Are bad email habits distracting you, wasting your time, and causing miscommunications with clients, employees and others? Making a few simple changes to the way you handle email will help you improve focus, save time, and communicate more effectively.
Here are five bad email habits that could be holding you back—and positive alternatives to get you moving forward.
Bad habit #1: Sending emails late at night, early in the morning, and on weekends. This sends clients the message that you’re on call 24/7, so they treat you that way—which ultimately stresses you out. It also sends employees the message that you expect them to be on call 24/7—which stresses them out.
Instead, try: Limiting the hours during which you and your employees send work-related emails. Prohibiting email from, say, 10 p.m. to 6 a.m., will give everyone time to unplug, rest, and recharge.
Bad habit #2: Using email to discuss topics best suited to other means of communication. Overly complicated emails lead to confusion, while scheduling meetings by email leads to endless chains of “reply all.”

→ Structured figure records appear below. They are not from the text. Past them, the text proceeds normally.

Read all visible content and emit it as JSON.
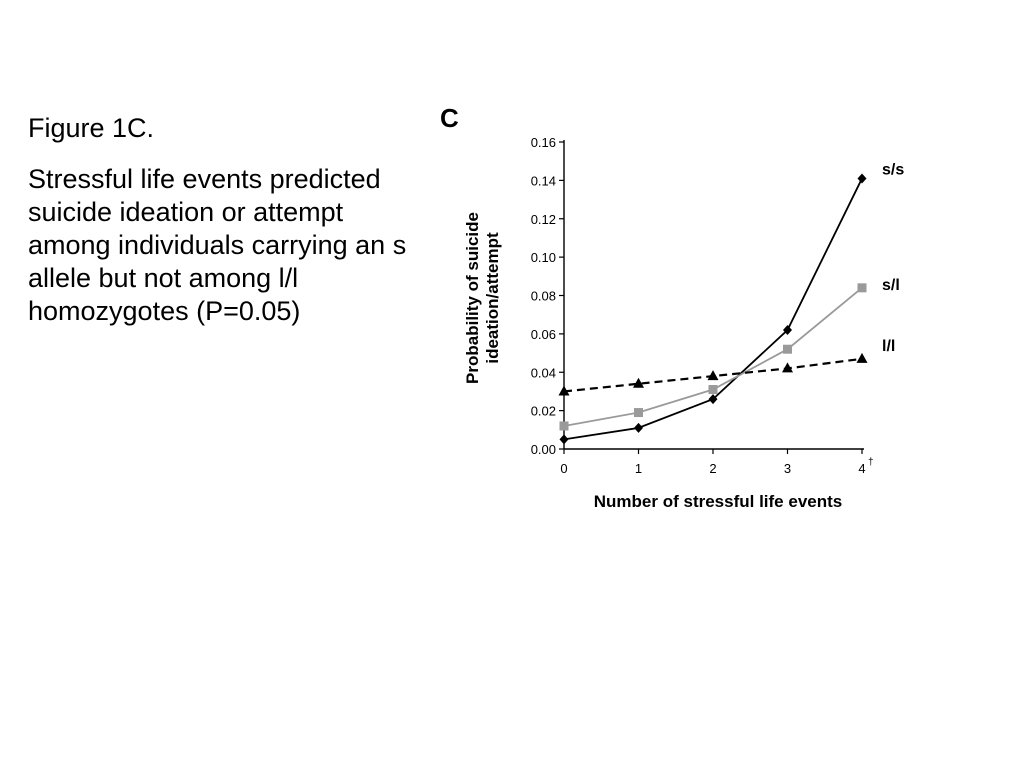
{
  "caption": {
    "heading": "Figure 1C.",
    "body": "Stressful life events predicted suicide ideation or attempt among individuals carrying an s allele but not among l/l homozygotes (P=0.05)"
  },
  "chart_data": {
    "type": "line",
    "panel_label": "C",
    "xlabel": "Number of stressful life events",
    "ylabel_line1": "Probability of suicide",
    "ylabel_line2": "ideation/attempt",
    "x": [
      0,
      1,
      2,
      3,
      4
    ],
    "x_tick_labels": [
      "0",
      "1",
      "2",
      "3",
      "4"
    ],
    "x_last_tick_suffix": "†",
    "y_ticks": [
      0.0,
      0.02,
      0.04,
      0.06,
      0.08,
      0.1,
      0.12,
      0.14,
      0.16
    ],
    "y_tick_labels": [
      "0.00",
      "0.02",
      "0.04",
      "0.06",
      "0.08",
      "0.10",
      "0.12",
      "0.14",
      "0.16"
    ],
    "xlim": [
      0,
      4
    ],
    "ylim": [
      0,
      0.16
    ],
    "grid": false,
    "series": [
      {
        "name": "s/s",
        "values": [
          0.005,
          0.011,
          0.026,
          0.062,
          0.141
        ],
        "color": "#000000",
        "marker": "diamond",
        "dash": "solid"
      },
      {
        "name": "s/l",
        "values": [
          0.012,
          0.019,
          0.031,
          0.052,
          0.084
        ],
        "color": "#9a9a9a",
        "marker": "square",
        "dash": "solid"
      },
      {
        "name": "l/l",
        "values": [
          0.03,
          0.034,
          0.038,
          0.042,
          0.047
        ],
        "color": "#000000",
        "marker": "triangle",
        "dash": "dashed"
      }
    ]
  }
}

Instead, try: Finding alternate ways to communicate complex or sensitive subjects. Use calendar tools to plan meetings, IM or chat to discuss simple topics, and phone or in-person conversations to deliver bad news or hash out complex issues.
Bad habit #3: Setting alerts to be notified of every incoming email. Getting pinged every time you receive an email is distracting and makes you less efficient and productive.
Instead, try: Turning off alerts (unless you’re waiting for a very urgent email). Set specific times to check email, such as in the morning, before and after lunch and in the late afternoon.
Bad habit #4: Using vague, unclear subject lines. Generic subject lines like “Hey” or “Meeting” or “Question” require recipients to open the email to see what it’s about and makes it harder to search for relevant emails later on.
Instead, try: Using specific, detailed subject lines to speed comprehension and save time.
Bad habit #5: Sending overly long and complex emails. With more users checking email on their mobile phones, an email that’s too long will likely never get read—it will just get ignored.
Instead, try: Limiting email length to five brief sentences, max. When more detail is necessary, use attachments.
Also consider using email rules to automatically sort incoming messages so you can focus on the most important ones first, and unsubscribing to emails you no longer want to receive (instead of just deleting them every day). By changing your bad habits, you’ll gain control of your email, become more productive, and communicate more clearly with employees, partners, and customers.